Ok, so what does this mean for us? Some of you may not know, but issues were arising with the Repo market as far back as September 2019. Basically, as Wolfstreet states,
“In the fall of 2019, when the repo market blew out, the Fed stepped in and bought Treasury securities and MBS and handed out cash via repurchase agreements. When these repos matured, the Fed got its money back, and the counterparties got their securities back. The Fed also did this during the market rout in March 2020. But by July 2020, the last repos matured and were unwound.

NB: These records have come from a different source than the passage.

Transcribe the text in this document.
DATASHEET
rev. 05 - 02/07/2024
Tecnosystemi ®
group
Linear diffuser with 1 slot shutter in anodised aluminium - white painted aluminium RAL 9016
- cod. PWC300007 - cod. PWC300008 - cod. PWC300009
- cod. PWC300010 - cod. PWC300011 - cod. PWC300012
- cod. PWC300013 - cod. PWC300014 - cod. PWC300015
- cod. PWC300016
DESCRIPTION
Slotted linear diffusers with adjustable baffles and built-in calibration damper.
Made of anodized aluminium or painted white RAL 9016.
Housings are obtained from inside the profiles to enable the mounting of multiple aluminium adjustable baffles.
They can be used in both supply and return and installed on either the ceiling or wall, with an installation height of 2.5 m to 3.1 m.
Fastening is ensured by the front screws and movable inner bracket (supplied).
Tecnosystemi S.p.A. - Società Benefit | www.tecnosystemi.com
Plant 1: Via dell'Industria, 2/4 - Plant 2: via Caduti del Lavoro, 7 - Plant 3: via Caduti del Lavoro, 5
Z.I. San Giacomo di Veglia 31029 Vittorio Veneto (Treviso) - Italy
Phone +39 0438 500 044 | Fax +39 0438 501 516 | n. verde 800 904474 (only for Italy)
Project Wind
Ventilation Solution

Now the Fed is doing the opposite, with “reverse repos.” Repos are assets on the Fed’s balance sheet. Reverse repos are liabilities. With these reverse repos, the Fed is now massively selling Treasury securities to counterparties and taking their cash, thereby draining liquidity from the market – the opposite effect of QE.
This morning, the Fed sold $351 billion in Treasury securities via overnight reverse repos to 48 counter parties, thereby blowing past the brief spike at the end of March 2020, and more than replacing yesterday’s $294 billion in Treasury securities that it has sold via reverse repos to 43 counterparties and that matured and unwound this morning.”
These reverse repos are a sign that the banking system is struggling to deal with the liquidity that the Fed has been injecting via its QE. And that’s in part why there is now some clamoring on Wall Street for the Fed to taper its QE purchases because the banking system is now drowning in liquidity that banks have as reserves on their balance sheet. By buying Treasuries in the repo market, the banks lower their reserves and increase their Treasury holdings.
On May 21st, reverse repos reached $369B with 52 participants. Just two weeks ago, we had less than half that amount, $155B on May 6th. Simplistically, this means that there is too much cash in the system and not enough collateral (ie. treasury bonds). There is an imbalance between dollars and the asset backing the dollar’s worth. In my opinion, the major causes for this include QE (where too many dollars have been created) and rehypothecation of treasury bonds. In other words, the same treasury bond being lent to A for $10K, who lent it to B for $10K, who lent it to C for $10K, … but there is only 1 treasury bond and now $30K was lent. And now institutions want treasury bonds and not dollars; so much so, that treasury bonds have a negative interest rate (banks and institutions want these treasury bonds so bad that they will pay what’s it worth and pay some more on top of that to get their hands on it).
Unfortunately, for all of us, treasuries are not normal fixed income instruments. They are literally the backbone of the entire financial system. Almost every other price is indirectly derived from treasuries: LIBOR (used for lending), WACC Discount (used to price stocks), ARMs (adjustable rate mortgages), Credit cards, auto loans, venture loans, Lines of Credit, etc etc.
All of this leads to a scary future that signals a market correction across all asset classes. But hopefully, this post helped explain to you what is a reverse repo so you have a better understanding and grounding of this financial instrument.